In a stylish scene from the golden age of Hollywood, Judy Garland walks arm in arm with Fred Astaire to the tune of “Easter Parade.” He wears a top hat. Pink flowers adorn her wide-brimmed bonnet.
Cut to Snohomish. Rather than an elegant New York crowd “on the avenue, Fifth Avenue,” as the Irving Berlin song croons, a bonnet-wearing bunch will roll down First Street in a farm wagon Saturday.
The wagon from Swans Trail Farm will double as a float in the 37th annual Snohomish Easter Parade. Scheduled for 11 a.m. Saturday along First Street in the historic downtown, the parade will be followed by an Easter bonnet contest at the Snohomish Historical Society’s Waltz Building.
“It’s a spring thing,” said Pam Osborne, manager of the Snohomish Chamber of Commerce. Since 1980, the local chamber has organized the parade, which is also sponsored by Community Transit. “We are seeing people who were little kids when they first came to the parade. Now they’ve got their own kids. Parents who brought their kids now bring their grandkids,” she said.
Although the grand New York tradition of parading up Fifth Avenue near St. Patrick’s Cathedral continues, Osborne said the Snohomish parade is one of a very few in these parts. She believes it may be the only Easter parade in Washington. “There is one in Oregon,” she said.
About those bonnets, the Snohomish contest isn’t limited to women in spring finery. It’s open to all — men and women, kids, babies, even pets.
“We’ve had a cow in a bonnet, llamas and, of course, dogs and cats,” Osborne said.
Boys, too, get in on the fun. “We have lots of guys, young gentlemen. If their sister has a bonnet, they want to be included,” she said. Osborne has seen hats done up with a Lego theme, or with trains on top.
A Snohomish church, Midnight Cry Community Fellowship, is the bonnet contest sponsor.

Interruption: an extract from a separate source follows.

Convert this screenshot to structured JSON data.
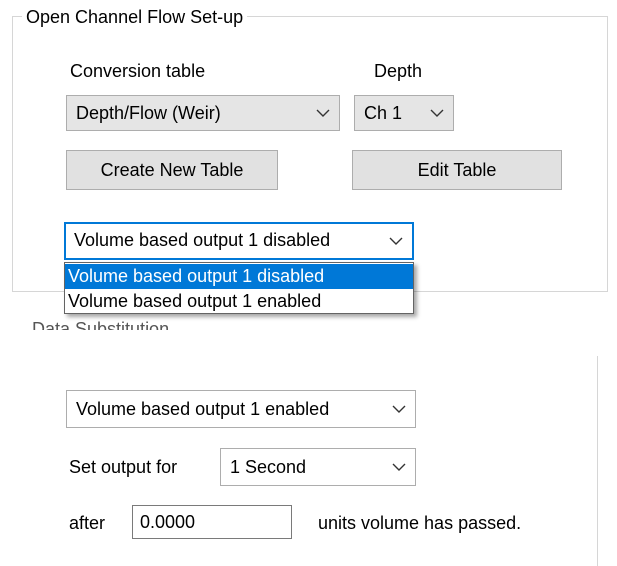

The church is helping provide prizes, which Osborne said will include Easter candy bags. Recent years have seen more than 100 bonnets.
About 60 entries are expected in the parade, which has drawn as many as 3,000 spectators. Participants include Snohomish High School’s marching band, the Sauerkraut Band, dump trucks decked out with bunny ears, vintage tractors and local law enforcement.
Osborne hopes for a sunny Saturday. “We like to think it never rains on our parade, but that’s not exactly true,” she said.
At 67, she remembers a time when Easter hats were the norm, not the vintage millinery of parades or whimsical bonnet contests. When she and I were growing up, girls not only wore bonnets to church, we also put on our white gloves.
“My mother made us all Easter outfits,” said Osborne, who was 12 when her family moved from Monroe to Snohomish. She had two sisters. “The oldest and youngest had matching outfits, and my middle sister got to be different,” Osborne recalled. “We wore hats, of course, and you wore white gloves and patent leather shoes.”
Growing up in Spokane, my sister and I wore straw hats with ribbon streamers on Easter, and what we called our “party shoes.” You could only wear those shoes to church or birthday parties, not to school — which called for sturdy saddle shoes.
Like those 1960s outfits, an Easter parade is a bit of an anachronism. That’s fine with Osborne, who said the old-fashioned custom fits Snohomish. “We’re stubborn about our traditions, we really are,” she said.
Julie Muhlstein: 425-339-3460; firstname.lastname@example.org.
The Snohomish Easter Parade is scheduled for 11 a.m.-1 p.m. Saturday along First Street downtown. An Easter bonnet contest will immediately follow the parade at the Snohomish Historical Society’s Waltz Building, 116 Avenue B. The bonnet contest is open to all, and pets in bonnets are welcome. Those in bonnets may ride in the parade on the Snohomish Chamber of Commerce float, as space allows. Board the float by 10:45 a.m. at First Street and Cedar Avenue; parents may ride or meet kids at end of the parade at First Street and Avenue E.